Publié le 29 août 2005 Lecture : 5 minutes.

«Observez bien… Les officiels n’en ont que pour l’ambassadeur de Chine… » Vexé et agacé, le diplomate qui glissait cette remarque à son voisin lors de la réception marquant l’indépendance de la République du Congo en août 2004, s’est ensuite éclipsé rapidement. En moins de dix ans, les émissaires chinois se sont taillé une place de choix dans les différentes cérémonies organisées par les dirigeants africains. Faut-il s’en étonner ? L’empire du Milieu a fait de l’Afrique une de ses priorités et ne ménage pas ses efforts pour aider financièrement le « continent oublié ». Un appui pour le moins intéressé… Afin de soutenir sa croissance, Pékin a besoin des matières premières africaines, et particulièrement de son pétrole, les groupes américains ayant largement accaparé les ressources du Moyen-Orient. La Chine mène donc une politique active en Afrique du Nord (Algérie, Égypte, Libye, Soudan) et dans le golfe de Guinée (Angola, Congo, Gabon, Nigeria) pour gagner des parts dans le marché des hydrocarbures… Et elle n’hésite pas à taper du poing sur la table pour peu que ses intérêts soient malmenés. En octobre 2004, elle a menacé de brandir son veto au Conseil de sécurité des Nations unies pour s’opposer aux sanctions pétrolières contre le Soudan. La puissante China National Petroleum Corporation (CNPC) y développe un important champ à Muglad, qui produit plus de 500 000 barils par jour, ainsi qu’une raffinerie capable de traiter 2,5 millions de tonnes par an.

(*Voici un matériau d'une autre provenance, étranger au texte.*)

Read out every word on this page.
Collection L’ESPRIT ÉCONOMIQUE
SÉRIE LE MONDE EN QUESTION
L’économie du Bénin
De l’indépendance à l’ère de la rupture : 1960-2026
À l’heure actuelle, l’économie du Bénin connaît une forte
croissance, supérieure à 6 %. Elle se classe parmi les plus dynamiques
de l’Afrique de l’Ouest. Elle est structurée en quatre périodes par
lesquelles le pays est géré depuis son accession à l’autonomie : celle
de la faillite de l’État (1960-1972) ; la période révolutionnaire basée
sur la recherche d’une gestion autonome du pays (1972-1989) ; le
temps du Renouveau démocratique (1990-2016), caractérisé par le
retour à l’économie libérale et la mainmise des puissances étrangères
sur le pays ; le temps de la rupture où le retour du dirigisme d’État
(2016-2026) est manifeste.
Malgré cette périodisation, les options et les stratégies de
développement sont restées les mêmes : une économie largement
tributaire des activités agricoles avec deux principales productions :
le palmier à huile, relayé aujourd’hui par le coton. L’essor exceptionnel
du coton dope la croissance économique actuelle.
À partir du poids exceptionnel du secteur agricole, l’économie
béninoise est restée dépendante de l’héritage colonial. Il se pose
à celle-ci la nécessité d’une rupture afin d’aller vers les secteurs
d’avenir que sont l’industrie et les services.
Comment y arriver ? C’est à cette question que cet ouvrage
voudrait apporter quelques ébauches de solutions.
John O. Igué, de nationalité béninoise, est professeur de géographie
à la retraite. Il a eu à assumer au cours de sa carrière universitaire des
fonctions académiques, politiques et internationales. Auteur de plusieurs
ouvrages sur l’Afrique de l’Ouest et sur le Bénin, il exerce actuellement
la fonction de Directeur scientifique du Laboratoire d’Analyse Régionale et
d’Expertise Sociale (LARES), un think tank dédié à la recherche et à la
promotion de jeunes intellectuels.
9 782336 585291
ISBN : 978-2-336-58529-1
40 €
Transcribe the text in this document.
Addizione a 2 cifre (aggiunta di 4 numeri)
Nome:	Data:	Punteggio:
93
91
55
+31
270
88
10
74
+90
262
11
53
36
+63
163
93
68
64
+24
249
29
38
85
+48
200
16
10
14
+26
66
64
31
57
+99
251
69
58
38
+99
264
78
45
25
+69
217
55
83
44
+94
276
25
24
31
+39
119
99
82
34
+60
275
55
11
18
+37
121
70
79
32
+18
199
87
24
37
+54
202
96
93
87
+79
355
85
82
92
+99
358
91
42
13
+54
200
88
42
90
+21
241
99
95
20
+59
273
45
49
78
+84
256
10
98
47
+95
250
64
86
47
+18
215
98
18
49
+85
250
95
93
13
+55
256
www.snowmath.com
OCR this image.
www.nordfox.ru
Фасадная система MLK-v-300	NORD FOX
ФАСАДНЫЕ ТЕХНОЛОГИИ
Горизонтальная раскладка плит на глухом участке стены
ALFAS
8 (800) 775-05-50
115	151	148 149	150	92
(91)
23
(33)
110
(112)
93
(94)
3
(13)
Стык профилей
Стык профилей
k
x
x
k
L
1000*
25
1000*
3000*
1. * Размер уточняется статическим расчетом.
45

Quelques mois plus tôt, en janvier et février 2004, le président Hu Jintao avait effectué une longue tournée – aux allures de prospection pétrolière – en Égypte, au Gabon et en Algérie pour appuyer les efforts de ses sociétés pétrolières, en quête de nouveaux partenaires. Objectif : importer 50 millions de tonnes de brut par an pour éponger les besoins toujours croissants du pays (plus de 100 millions de tonnes en 2004). La tournée du président chinois a été suivie de nombreuses visites ministérielles dans les pays africains – notamment en Afrique du Sud en juin de la même année – et de la réception de plusieurs chefs d’État et ministres africains en République populaire. Avec, pour thème récurrent, la coopération commerciale. Partant du principe que les guerres ne font pas bon ménage avec les affaires, la Chine s’implique également dans la mise en oeuvre des processus de paix sur le continent. Elle a participé au financement des programmes somaliens et soudanais de pacification, envoyé 500 Casques bleus au Liberia en 2003 et 220 en République démocratique du Congo en 2004.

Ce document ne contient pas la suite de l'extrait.